Hoje falamos com jovens de 17 anos, que não sabem se a Argentina é um país ou um jogador de futebol. E milhentos exemplos que vemos todos os dias, que demonstram claramente que a qualidade de ensino não resistiu às múltiplas e medíocres revisões pedagógicas da autoria daqueles que baixaram o nível de ensino dos alunos e que tanto falam na subida de nível dos professores. Era bom que todos soubéssemos preto no branco, para percebermos o que se passa na escola dos nossos filhos, e para salvaguarda de todos os professores que continuam a prestigiar a sua profissão, como é que se sobe de nível ou escalão e porque motivo todos têm de atingir o patamar da carreira, ao contrário de todas as outras profissões, onde nem todos os militares chegam a Generais, ou os médicos a Chefes de Serviço, entre vários exemplos.

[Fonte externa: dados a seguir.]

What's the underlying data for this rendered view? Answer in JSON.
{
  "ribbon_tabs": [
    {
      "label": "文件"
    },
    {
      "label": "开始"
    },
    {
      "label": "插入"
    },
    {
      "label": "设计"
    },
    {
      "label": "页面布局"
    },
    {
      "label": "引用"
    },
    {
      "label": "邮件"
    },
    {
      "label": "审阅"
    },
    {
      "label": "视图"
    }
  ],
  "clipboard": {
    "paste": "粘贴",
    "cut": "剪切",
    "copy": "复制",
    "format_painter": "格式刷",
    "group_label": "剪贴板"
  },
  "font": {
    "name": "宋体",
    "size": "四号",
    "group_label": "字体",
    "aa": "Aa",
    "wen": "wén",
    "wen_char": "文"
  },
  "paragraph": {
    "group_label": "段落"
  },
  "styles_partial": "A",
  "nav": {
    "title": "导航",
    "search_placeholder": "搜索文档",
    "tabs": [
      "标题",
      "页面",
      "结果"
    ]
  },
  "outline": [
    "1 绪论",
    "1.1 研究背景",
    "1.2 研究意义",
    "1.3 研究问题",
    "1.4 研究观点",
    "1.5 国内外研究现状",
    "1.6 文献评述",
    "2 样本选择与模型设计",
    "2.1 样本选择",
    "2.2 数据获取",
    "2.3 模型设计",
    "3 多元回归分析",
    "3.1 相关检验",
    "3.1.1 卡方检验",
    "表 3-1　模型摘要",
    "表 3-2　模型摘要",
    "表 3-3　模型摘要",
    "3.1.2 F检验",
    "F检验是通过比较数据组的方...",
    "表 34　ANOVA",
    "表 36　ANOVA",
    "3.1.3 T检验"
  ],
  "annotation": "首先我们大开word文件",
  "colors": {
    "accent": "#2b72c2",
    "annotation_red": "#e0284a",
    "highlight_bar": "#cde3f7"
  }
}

De pouco valem as megalomanias estéreis que a nada conduzem. Já ganhámos os Jogos sem Fronteiras, temos o Benfica no<i> Guiness</i> com 160 000 sócios e vamos ter a maior árvore de Natal da Europa em Lisboa. Continuamos no Portugal dos Pequeninos.

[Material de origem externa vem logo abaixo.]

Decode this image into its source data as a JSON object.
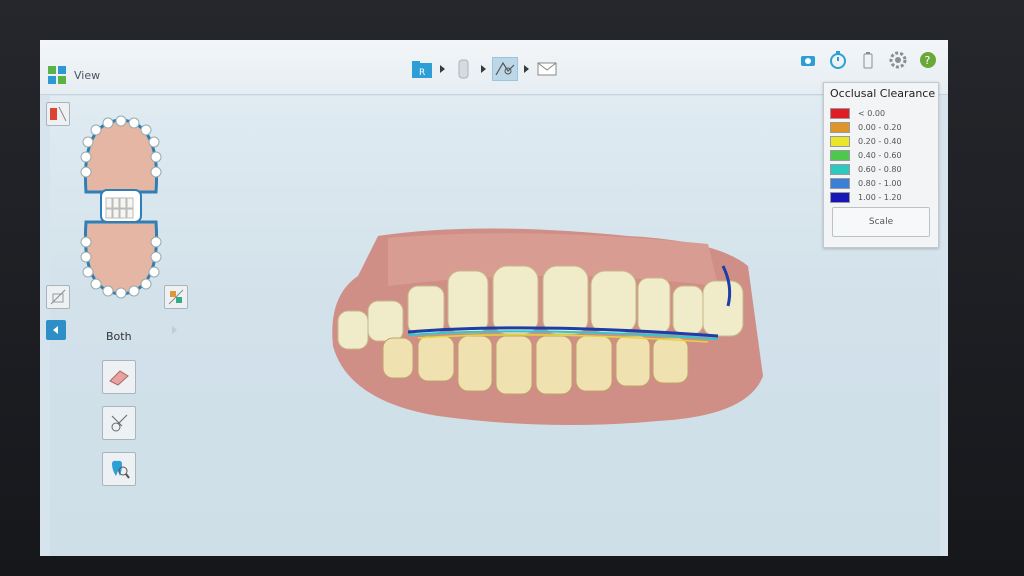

Naturalmente que para muitos portugueses que estão no desemprego, para os recém-licenciados que não encontram emprego depois de tantos anos de estudo e sacrifícios, ou para aqueles que são despedidos pelo encerramento de empresas, é difícil perceber que seja de facto a defesa de regalias corporativas o principal motivo das últimas greves. Como já aconteceu em 1975, no chamado período revolucionário, que de revolucionário teve muito pouco, tentam alguns na rua, ainda que sejam uns milhares, sobrepor-se a outros que são muitos mais e que se manifestam de outra maneira nos actos eleitorais.
É bom que alguns percebam o motivo porque José Sócrates continua a ter maioria absoluta nas sondagens, apesar de todas as medidas restritivas já tomadas. Felizmente nas sondagens e nas eleições participam amostragens aleatórias ou votamos todos. Essa é a pequena diferença.
Portugal só vai deixar a última carruagem do comboio da Europa quando de facto trabalharmos mais e melhor. Quando falarmos menos e melhor. Lutando pelo direito ao trabalho e mantendo o direito à greve. Mas que de greve em greve e de regalia em regalia não percamos de facto o direito ao trabalho.